Large tables without partitioning or clustering are optimization candidates hiding in plain sight:

SELECT
table_schema,
table_name,
ROUND(total_logical_bytes / POW(1024, 3), 2) AS size_gb,
CASE WHEN partition_column IS NULL THEN 'Missing' ELSE 'OK' END AS partitioning,
CASE WHEN clustering_columns IS NULL THEN 'Missing' ELSE 'OK' END AS clustering
FROM `project.region-us`.INFORMATION_SCHEMA.TABLE_STORAGE
LEFT JOIN `project.region-us`.INFORMATION_SCHEMA.PARTITIONS USING (table_schema, table_name)
LEFT JOIN (
SELECT table_schema, table_name, STRING_AGG(clustering_ordinal_position) AS clustering_columns
FROM `project.region-us`.INFORMATION_SCHEMA.COLUMNS
WHERE clustering_ordinal_position IS NOT NULL
GROUP BY 1, 2
) USING (table_schema, table_name)
WHERE total_logical_bytes > 107374182400 -- > 100 GB
ORDER BY total_logical_bytes DESC;

Any table over 100 GB showing “Missing” for partitioning is likely costing you significant money on every query. Cross-reference with the top expensive queries — if an expensive query hits an unpartitioned table, you’ve found a quick win.

Using Google’s Built-In Recommendations

BigQuery’s recommender automatically suggests partitioning and clustering for tables that would benefit. It analyzes query patterns and suggests columns based on actual filter usage, not guesses. Access recommendations through:

  • Cloud Console: BigQuery > Table details > Recommendations tab
  • INFORMATION_SCHEMA.TABLE_OPTIONS for programmatic access
  • Recommender API for automated processing

The recommender only flags tables above 100 GB for partitioning, which aligns with Google’s own threshold for when partitioning overhead is justified.

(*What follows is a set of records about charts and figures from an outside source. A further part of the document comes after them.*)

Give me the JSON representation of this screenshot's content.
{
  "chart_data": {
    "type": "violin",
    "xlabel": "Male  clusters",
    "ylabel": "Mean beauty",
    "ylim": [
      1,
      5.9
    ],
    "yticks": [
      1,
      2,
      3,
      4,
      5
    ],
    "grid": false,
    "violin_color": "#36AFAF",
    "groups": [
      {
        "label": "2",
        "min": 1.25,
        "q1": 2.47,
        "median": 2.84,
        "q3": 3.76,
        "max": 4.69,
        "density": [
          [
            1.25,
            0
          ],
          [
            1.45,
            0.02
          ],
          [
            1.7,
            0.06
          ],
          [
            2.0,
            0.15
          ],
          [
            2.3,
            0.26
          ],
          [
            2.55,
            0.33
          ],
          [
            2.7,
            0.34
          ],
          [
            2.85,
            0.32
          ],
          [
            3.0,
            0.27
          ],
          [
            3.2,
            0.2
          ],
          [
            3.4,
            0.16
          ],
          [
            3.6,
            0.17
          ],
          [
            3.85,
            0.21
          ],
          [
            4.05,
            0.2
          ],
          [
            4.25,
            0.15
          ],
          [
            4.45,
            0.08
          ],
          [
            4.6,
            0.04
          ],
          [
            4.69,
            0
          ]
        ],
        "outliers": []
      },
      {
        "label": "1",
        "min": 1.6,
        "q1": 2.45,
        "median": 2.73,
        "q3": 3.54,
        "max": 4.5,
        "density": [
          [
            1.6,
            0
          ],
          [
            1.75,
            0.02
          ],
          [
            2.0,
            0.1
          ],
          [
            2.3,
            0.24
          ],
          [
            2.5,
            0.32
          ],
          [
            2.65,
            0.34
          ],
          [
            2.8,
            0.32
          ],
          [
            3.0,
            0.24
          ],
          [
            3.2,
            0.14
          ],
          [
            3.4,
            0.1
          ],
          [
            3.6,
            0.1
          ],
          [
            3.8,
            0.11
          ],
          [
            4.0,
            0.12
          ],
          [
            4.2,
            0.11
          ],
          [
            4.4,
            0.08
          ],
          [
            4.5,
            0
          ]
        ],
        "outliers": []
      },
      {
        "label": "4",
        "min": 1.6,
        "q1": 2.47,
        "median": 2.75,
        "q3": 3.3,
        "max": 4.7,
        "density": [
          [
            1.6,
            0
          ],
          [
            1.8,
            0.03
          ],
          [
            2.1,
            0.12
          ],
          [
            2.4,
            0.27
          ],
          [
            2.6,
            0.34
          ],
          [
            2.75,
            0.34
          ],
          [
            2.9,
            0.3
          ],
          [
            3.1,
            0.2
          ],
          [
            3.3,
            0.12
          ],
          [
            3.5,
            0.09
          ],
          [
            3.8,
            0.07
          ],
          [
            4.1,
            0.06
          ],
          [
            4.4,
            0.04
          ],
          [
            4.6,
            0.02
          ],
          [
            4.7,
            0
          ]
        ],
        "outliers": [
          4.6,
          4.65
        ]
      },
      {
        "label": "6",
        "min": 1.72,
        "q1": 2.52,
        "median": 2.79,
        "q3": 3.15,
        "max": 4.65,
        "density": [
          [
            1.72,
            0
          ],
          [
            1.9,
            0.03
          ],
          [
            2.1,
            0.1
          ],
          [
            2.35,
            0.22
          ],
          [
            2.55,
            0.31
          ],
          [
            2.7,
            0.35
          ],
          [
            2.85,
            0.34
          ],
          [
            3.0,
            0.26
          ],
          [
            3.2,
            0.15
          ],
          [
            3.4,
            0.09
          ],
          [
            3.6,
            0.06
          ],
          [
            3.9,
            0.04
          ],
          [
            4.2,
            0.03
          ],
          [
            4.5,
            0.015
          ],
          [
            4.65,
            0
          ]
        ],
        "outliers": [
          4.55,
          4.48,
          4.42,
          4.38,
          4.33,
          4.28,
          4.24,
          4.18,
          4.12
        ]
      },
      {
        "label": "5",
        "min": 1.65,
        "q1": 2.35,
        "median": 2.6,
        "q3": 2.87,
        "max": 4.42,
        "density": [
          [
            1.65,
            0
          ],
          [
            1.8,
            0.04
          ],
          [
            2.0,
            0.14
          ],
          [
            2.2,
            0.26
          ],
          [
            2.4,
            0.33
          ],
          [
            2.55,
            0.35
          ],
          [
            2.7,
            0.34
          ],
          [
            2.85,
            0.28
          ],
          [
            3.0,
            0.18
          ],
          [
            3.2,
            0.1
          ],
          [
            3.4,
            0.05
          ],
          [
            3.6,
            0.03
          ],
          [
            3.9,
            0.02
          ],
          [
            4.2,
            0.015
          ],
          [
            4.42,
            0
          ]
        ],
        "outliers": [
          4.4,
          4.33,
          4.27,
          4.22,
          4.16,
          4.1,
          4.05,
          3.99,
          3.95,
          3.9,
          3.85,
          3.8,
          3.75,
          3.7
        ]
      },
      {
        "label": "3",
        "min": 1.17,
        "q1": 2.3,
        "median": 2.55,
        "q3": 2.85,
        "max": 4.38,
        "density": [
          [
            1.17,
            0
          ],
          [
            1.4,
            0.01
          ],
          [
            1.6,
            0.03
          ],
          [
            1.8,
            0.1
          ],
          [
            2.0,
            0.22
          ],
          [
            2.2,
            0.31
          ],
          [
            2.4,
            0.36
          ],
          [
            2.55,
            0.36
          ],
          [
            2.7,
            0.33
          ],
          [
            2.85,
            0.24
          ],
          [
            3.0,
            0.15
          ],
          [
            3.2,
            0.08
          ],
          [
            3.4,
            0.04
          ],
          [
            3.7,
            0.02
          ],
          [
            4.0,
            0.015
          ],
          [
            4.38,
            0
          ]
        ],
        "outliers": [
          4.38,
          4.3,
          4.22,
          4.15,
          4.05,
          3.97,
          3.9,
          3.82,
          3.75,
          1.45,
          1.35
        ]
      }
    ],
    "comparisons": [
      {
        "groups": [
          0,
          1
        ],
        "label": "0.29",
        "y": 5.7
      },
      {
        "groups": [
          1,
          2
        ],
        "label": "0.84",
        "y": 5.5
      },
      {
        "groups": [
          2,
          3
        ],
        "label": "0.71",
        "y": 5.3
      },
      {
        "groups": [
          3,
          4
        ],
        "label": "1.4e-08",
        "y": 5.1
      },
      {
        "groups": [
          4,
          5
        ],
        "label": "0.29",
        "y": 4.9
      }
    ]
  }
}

Building a Weekly Review Practice

The queries above are most valuable when run regularly. A weekly cost review takes 15 minutes and catches problems before they compound into surprise bills.

Weekly checklist:

  1. Top 10 expensive queries: Any new additions? Any that could be optimized with better filters?
  2. Cost by user/service account: Any unexpected spikes? New service accounts appearing?
  3. Cost trend by dataset: Any datasets trending upward? Any regressions from recent deployments?
  4. Unoptimized tables: Any new large tables created without partitioning?

Key metrics for a cost dashboard:

  1. Daily compute spend: Catch anomalies before they compound
  2. Bytes scanned trend: Leading indicator of cost changes
  3. Slot utilization (if using reservations): Identify under/over provisioning
  4. Cost per query average: Track optimization progress over time
  5. Top cost contributors: Users, service accounts, datasets, models

Alert thresholds:

  • 50% of daily budget: Warning notification
  • 80% of daily budget: Critical notification to team lead
  • 100%: Auto-triggered investigation process

Weekly review catches cost regressions close to deployment, when the cause is easier to identify and fix.